Researchers led by Chen Dong, Ph.D, Ph.D., of MD Anderson's Department of Immunology and Center for Inflammation and Cancer, have discovered an off switch for the mass production of antibodies launched by the immune system in response to a specific infection or type of abnormal cell.
The specialized regulatory T cell that they identified blocks the swift production of antibodies in structures called germinal centers. "We have known that regulatory T cells defend against unwanted or exaggerated immune system responses, but the mechanism by which they accomplish this was not known," Dong said.
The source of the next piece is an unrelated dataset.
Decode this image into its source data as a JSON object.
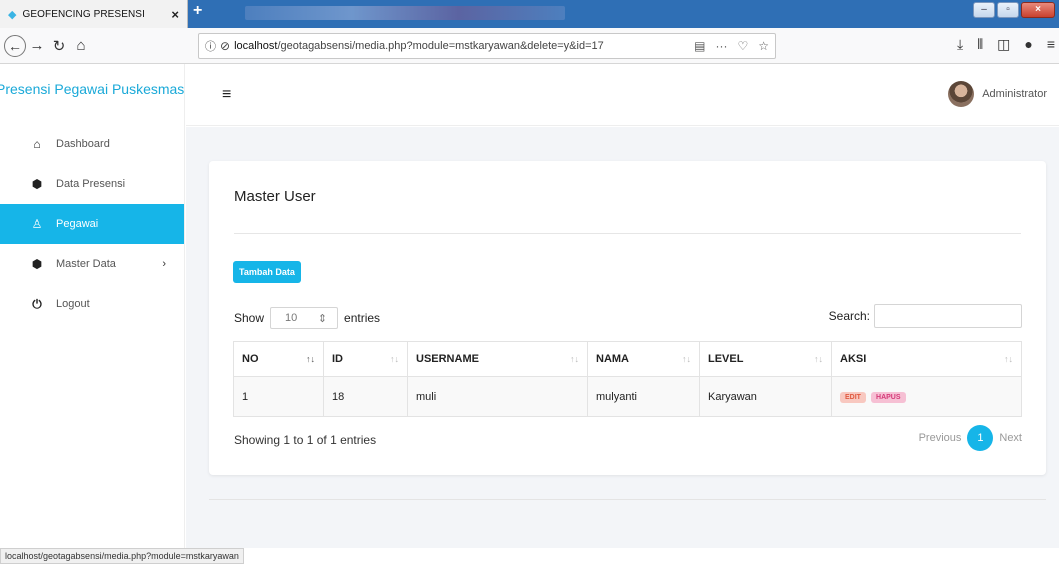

Read the News Release: Specialized Regulatory T Cell Stifles Antibody Production Centers
"In some types of cancer, the presence of many regulatory T cells is associated with poor prognosis," Dong said. "The theory is those cells suppress an immune system response in the tumor's microenvironment that otherwise might have attacked the cancer."
Their findings were published online this week at the journal Nature Medicine, two years after Dong and colleagues identified the molecular details behind a helper T cell that activates germinal centers - an on switch - in a publication in the journal Science.
The twin discoveries raise the long-term possibility of regulating antibody production, with potential implications for treating cancer and autoimmune diseases. Antibody production could be dialed down to deal with autoimmunity, or dialed up to attack cancers, although much research will be required to get to that point.
Germinal centers are found in the lymph nodes and the spleen. They serve as gathering points for B and T cell lymphocytes, infection-fighting white blood cells.
When the adaptive immune system detects an invader, B cells present a distinctive piece of it, called an antigen, to T cells. The antigen converts a na¥ve T cell to a helper T cell that secretes cytokines, which help the B cells expand and differentiate into specialized antibodies to lead the attack on the intruder.